Changing My Stage Name - When?
April 11, 2011 7:48 AM   Subscribe

How much hassle would it be to change your performance or working name, especially when you have some projects in transition? Is there a good time to do so?

So for the past couple of years I have been performing, producing, and writing under a certain name. I have gained international fame/infamy with this name in my niche and am generally recognisable.

However, my work has taken quite a different direction now than it has when I started and the old name doesn't suit anymore. (There's also some personal/professional drama associated with the name that I no longer want to have any association with.) I'm wondering about what to do with my old name - especially since I've still got some projects in the works under the old name.

In a couple of months I'm going overseas for a residency where I'm being billed under my old name. Most of the contacts I made in this city are familiar with that name too. While I'm itching to change my working name now, I feel that it could probably be too confusing to change it before I head to my residency city. Would that be a major risk factor? Is it possible to go "XYZ formerly known as ABC"?

Then there's my website, blog/Tumblr, and online presence to rebuild - not just my social profiles but also everything else. I do get quite a few people searching for me every so often, and if I change it now I feel I'd lose contact with them. (Not to mention I don't have the skills or resources to redo a website!)

But the need to change the name and start over has been gnawing at me for quite a while, and certain incidents have made it even more necessary. I just don't know *when* to do it.

(Thankfully I don't really have any legal paperwork with my working name - payments and bills are made to my legal name, which isn't going to be changed in a while, so I don't have to deal with THAT aspect!)

Has anyone else dealt with this? How have you managed, especially if your work spans various areas?

[and on a specific but related note: I have started to create work under a different name, which is more adult/erotic in nature. a lot of my creative work is moving towards that direction anyway, but I was wondering if I should keep the adult persona separate and just change the name I use for everything else - performance art, writing, events, blahdeblah. suggestions?]
posted by divabat to Grab Bag (4 answers total)
 
I personally think it's more interesting when artists do new and different work under a single name.
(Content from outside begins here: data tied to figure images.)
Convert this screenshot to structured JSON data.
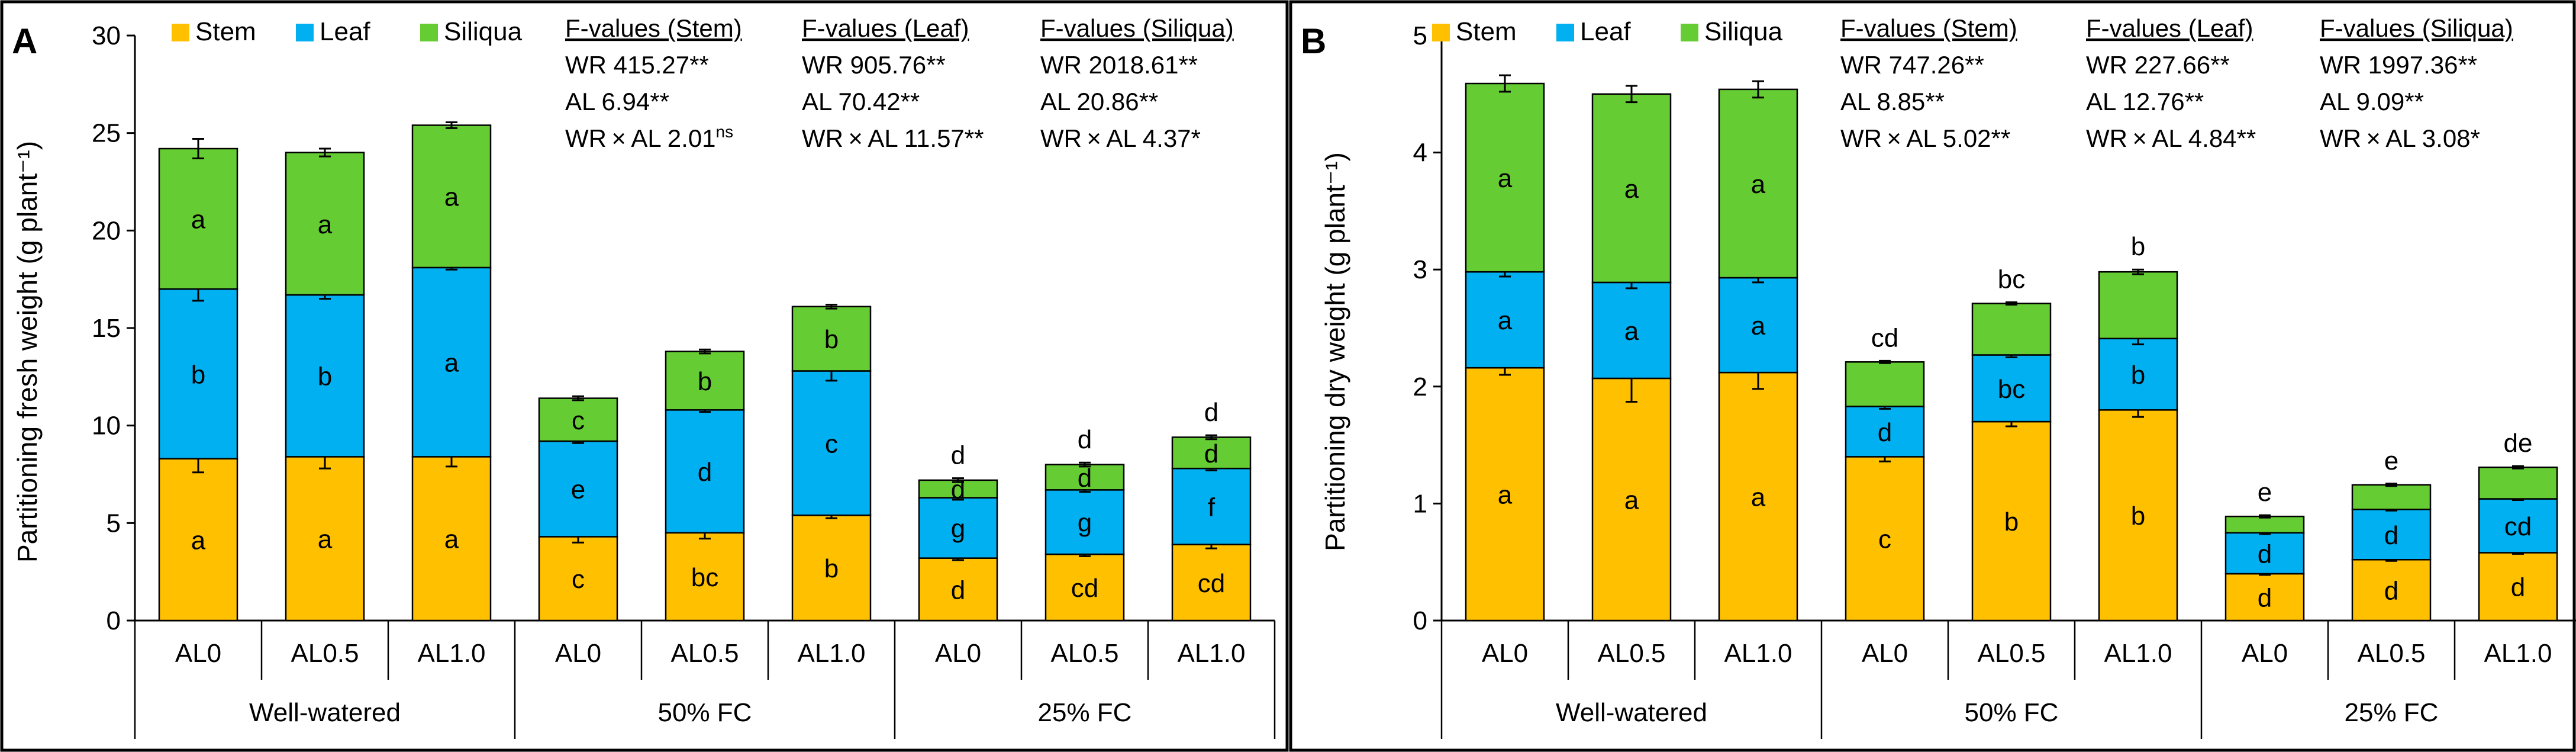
{
  "colors": {
    "stem": "#FFC000",
    "leaf": "#00B0F0",
    "siliqua": "#66CC33",
    "outline": "#000000"
  },
  "chart_data": [
    {
      "panel_label": "A",
      "type": "bar",
      "stacked": true,
      "ylabel": "Partitioning fresh weight (g plant⁻¹)",
      "ylim": [
        0,
        30
      ],
      "ystep": 5,
      "yticks": [
        "0",
        "5",
        "10",
        "15",
        "20",
        "25",
        "30"
      ],
      "categories": [
        "AL0",
        "AL0.5",
        "AL1.0",
        "AL0",
        "AL0.5",
        "AL1.0",
        "AL0",
        "AL0.5",
        "AL1.0"
      ],
      "groups": [
        "Well-watered",
        "50% FC",
        "25% FC"
      ],
      "legend": [
        "Stem",
        "Leaf",
        "Siliqua"
      ],
      "series": [
        {
          "name": "Stem",
          "color": "#FFC000",
          "values": [
            8.3,
            8.4,
            8.4,
            4.3,
            4.5,
            5.4,
            3.2,
            3.4,
            3.9
          ],
          "errors": [
            0.7,
            0.6,
            0.5,
            0.3,
            0.3,
            0.15,
            0.1,
            0.1,
            0.2
          ],
          "letters": [
            "a",
            "a",
            "a",
            "c",
            "bc",
            "b",
            "d",
            "cd",
            "cd"
          ]
        },
        {
          "name": "Leaf",
          "color": "#00B0F0",
          "values": [
            8.7,
            8.3,
            9.7,
            4.9,
            6.3,
            7.4,
            3.1,
            3.3,
            3.9
          ],
          "errors": [
            0.6,
            0.2,
            0.1,
            0.1,
            0.1,
            0.5,
            0.1,
            0.1,
            0.1
          ],
          "letters": [
            "b",
            "b",
            "a",
            "e",
            "d",
            "c",
            "g",
            "g",
            "f"
          ]
        },
        {
          "name": "Siliqua",
          "color": "#66CC33",
          "values": [
            7.2,
            7.3,
            7.3,
            2.2,
            3.0,
            3.3,
            0.9,
            1.3,
            1.6
          ],
          "errors": [
            0.5,
            0.2,
            0.15,
            0.1,
            0.1,
            0.1,
            0.1,
            0.1,
            0.1
          ],
          "letters": [
            "a",
            "a",
            "a",
            "c",
            "b",
            "b",
            "d",
            "d",
            "d"
          ]
        }
      ],
      "letters_on_top": [
        null,
        null,
        null,
        null,
        null,
        null,
        "d",
        "d",
        "d"
      ],
      "anova": [
        {
          "header": "F-values (Stem)",
          "lines": [
            "WR 415.27**",
            "AL 6.94**",
            "WR × AL 2.01"
          ],
          "sup": "ns"
        },
        {
          "header": "F-values (Leaf)",
          "lines": [
            "WR 905.76**",
            "AL 70.42**",
            "WR × AL 11.57**"
          ],
          "sup": ""
        },
        {
          "header": "F-values (Siliqua)",
          "lines": [
            "WR 2018.61**",
            "AL 20.86**",
            "WR × AL 4.37*"
          ],
          "sup": ""
        }
      ]
    },
    {
      "panel_label": "B",
      "type": "bar",
      "stacked": true,
      "ylabel": "Partitioning dry weight (g plant⁻¹)",
      "ylim": [
        0,
        5
      ],
      "ystep": 1,
      "yticks": [
        "0",
        "1",
        "2",
        "3",
        "4",
        "5"
      ],
      "categories": [
        "AL0",
        "AL0.5",
        "AL1.0",
        "AL0",
        "AL0.5",
        "AL1.0",
        "AL0",
        "AL0.5",
        "AL1.0"
      ],
      "groups": [
        "Well-watered",
        "50% FC",
        "25% FC"
      ],
      "legend": [
        "Stem",
        "Leaf",
        "Siliqua"
      ],
      "series": [
        {
          "name": "Stem",
          "color": "#FFC000",
          "values": [
            2.16,
            2.07,
            2.12,
            1.4,
            1.7,
            1.8,
            0.4,
            0.52,
            0.58
          ],
          "errors": [
            0.06,
            0.2,
            0.14,
            0.04,
            0.04,
            0.06,
            0.01,
            0.01,
            0.01
          ],
          "letters": [
            "a",
            "a",
            "a",
            "c",
            "b",
            "b",
            "d",
            "d",
            "d"
          ]
        },
        {
          "name": "Leaf",
          "color": "#00B0F0",
          "values": [
            0.82,
            0.82,
            0.81,
            0.43,
            0.57,
            0.61,
            0.35,
            0.43,
            0.46
          ],
          "errors": [
            0.04,
            0.05,
            0.04,
            0.02,
            0.02,
            0.05,
            0.01,
            0.01,
            0.01
          ],
          "letters": [
            "a",
            "a",
            "a",
            "d",
            "bc",
            "b",
            "d",
            "d",
            "cd"
          ]
        },
        {
          "name": "Siliqua",
          "color": "#66CC33",
          "values": [
            1.61,
            1.61,
            1.61,
            0.38,
            0.44,
            0.57,
            0.14,
            0.21,
            0.27
          ],
          "errors": [
            0.07,
            0.07,
            0.07,
            0.01,
            0.01,
            0.02,
            0.01,
            0.01,
            0.01
          ],
          "letters": [
            "a",
            "a",
            "a",
            null,
            null,
            null,
            null,
            null,
            null
          ]
        }
      ],
      "letters_on_top": [
        null,
        null,
        null,
        "cd",
        "bc",
        "b",
        "e",
        "e",
        "de"
      ],
      "anova": [
        {
          "header": "F-values (Stem)",
          "lines": [
            "WR 747.26**",
            "AL 8.85**",
            "WR × AL 5.02**"
          ],
          "sup": ""
        },
        {
          "header": "F-values (Leaf)",
          "lines": [
            "WR 227.66**",
            "AL 12.76**",
            "WR × AL 4.84**"
          ],
          "sup": ""
        },
        {
          "header": "F-values (Siliqua)",
          "lines": [
            "WR 1997.36**",
            "AL 9.09**",
            "WR × AL 3.08*"
          ],
          "sup": ""
        }
      ]
    }
  ]
}
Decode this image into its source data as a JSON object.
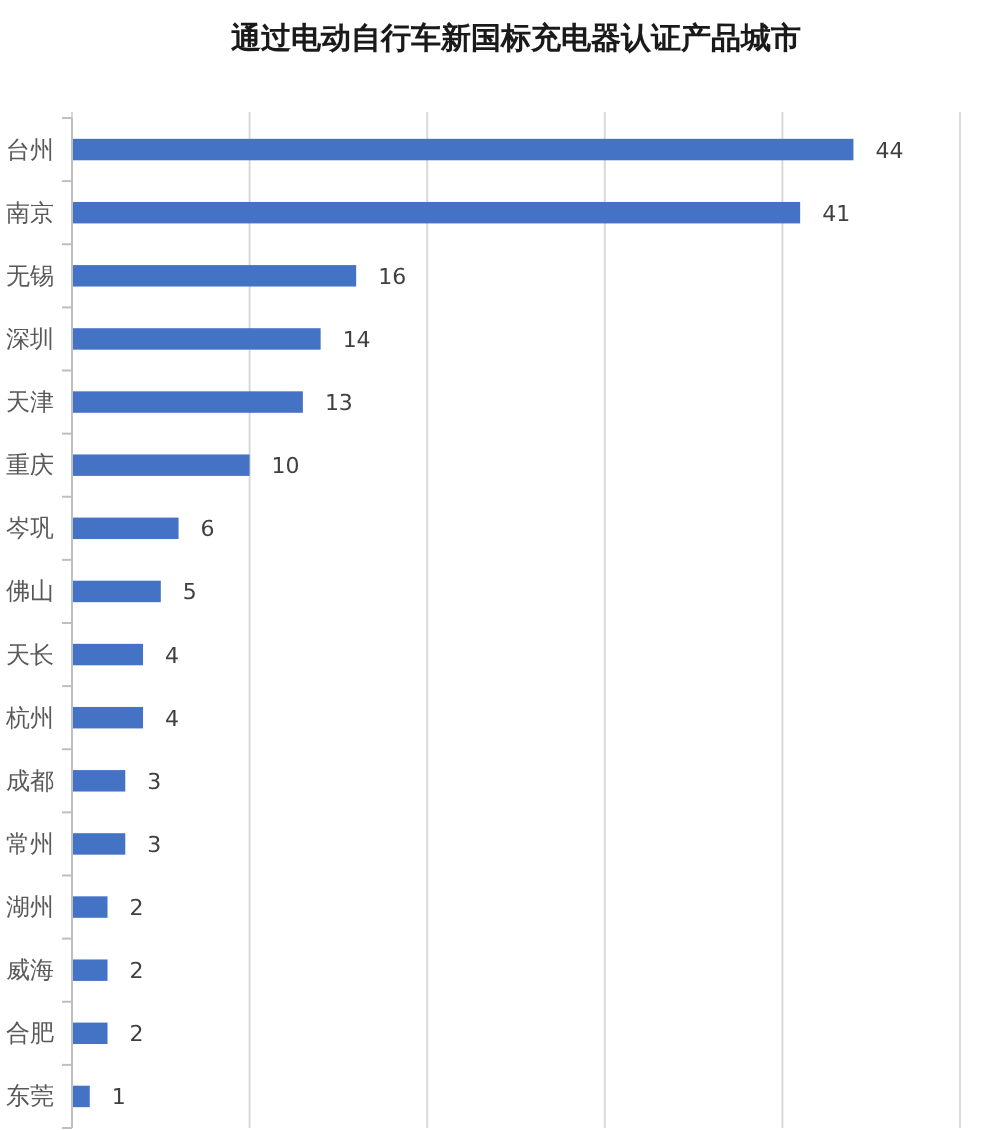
{
  "chart_data": {
    "type": "bar",
    "orientation": "horizontal",
    "title": "通过电动自行车新国标充电器认证产品城市",
    "categories": [
      "台州",
      "南京",
      "无锡",
      "深圳",
      "天津",
      "重庆",
      "岑巩",
      "佛山",
      "天长",
      "杭州",
      "成都",
      "常州",
      "湖州",
      "威海",
      "合肥",
      "东莞"
    ],
    "values": [
      44,
      41,
      16,
      14,
      13,
      10,
      6,
      5,
      4,
      4,
      3,
      3,
      2,
      2,
      2,
      1
    ],
    "color": "#4472c4",
    "xlim": [
      0,
      50
    ],
    "xticks": [
      {
        "value": 0,
        "label": null
      },
      {
        "value": 10,
        "label": null
      },
      {
        "value": 20,
        "label": null
      },
      {
        "value": 30,
        "label": null
      },
      {
        "value": 40,
        "label": null
      },
      {
        "value": 50,
        "label": null
      }
    ],
    "grid": "x",
    "tick_labels": "y",
    "data_labels": true
  }
}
That's why, say, Nine Inch Nails is a much more interesting and diverse band than Delerium or Front Line Assembly (or Intermix, or etc etc...)

But, if you feel the need to change your working name, the best time is always always now.
posted by Jairus at 8:03 AM on April 11, 2011 [1 favorite]


I haven't done this myself, but I know a few people who make (or made) work under more than one name... they tend to have a website that uses their primary (often their non-stage) name, but with other work listed on that site as, you know, as Madame de la Live Arte et Le Thinking Tres Deepe and as Mr Wobbly Bobbin and her Amazing Juggling Elephants. This seems to work well for them. During the transition they were generally able to keep old social profiles and just add a line like "...is a performance identity of Firstname McNewname".

They seem to have had an easier time of it than the people who have completely abandoned one identity, and who have to grapple with both building up the new identity, and making sure that it doesn't get connected to the old one.
posted by severalbees at 8:16 AM on April 11, 2011


The Mefite Formerly Known As Wendell did it (my pen name writing at MSNBC.com and elsewhere was Wendell Wittler but now is Craig Wittler), but I did it at a time when I was "between projects" (nothing happening for over 6 months) and I was always paid in my real name so there was little or no problem with it, but I still get addressed online occasionally as Wendell. I'm keeping my old blog's content at Wendell.Me (the vanity TLD!) but I have registered OtherCraig.Com and OtherCraig.Me (No List! No Late Show! No License to Kill!) for future use if I get back to writing anything more than Tweets and MeFi comments. I flip-flopped between names before, but then it was after a much longer hiatus where I thought "if I try to restart my creative stuff, which me do I want to do it?" So it's a lot easier if you're not prolific and keep the day job.
posted by oneswellfoop at 9:13 AM on April 11, 2011


You'll always be John Cougar Mellencamp to me.

Personally, I think the avatar/username era has really reduced the friction here. It's expected that someone will have a variety of personas just for everyday life. My sense is that simply changing it and moving on is going to result in a shrug for most people rather than any sense of Big Drama, and getting angsty-beanplatey over it is only going to prime the pump for Big, or at least Medium, Drama. Trent Reznor used Nine Inch Nails as his brand for everything for years, then started doing some other things under his own name (e.g. The Social Network) and others under that new band thingy with his wife. And Jack White? King of changing brands in midstream, with all the fake stuff built up around The White Stripes, then the Raconteurs, the Dead Weather, and so on. People understand these are just projects.

If you need to leave hooks between identities, do so. If you want to maintain an identity at arm's length, do so. I don't think it affects how people think about you. But you're a lot better off just matter-of-factually doing it then you are trying to firewall these identities from each other.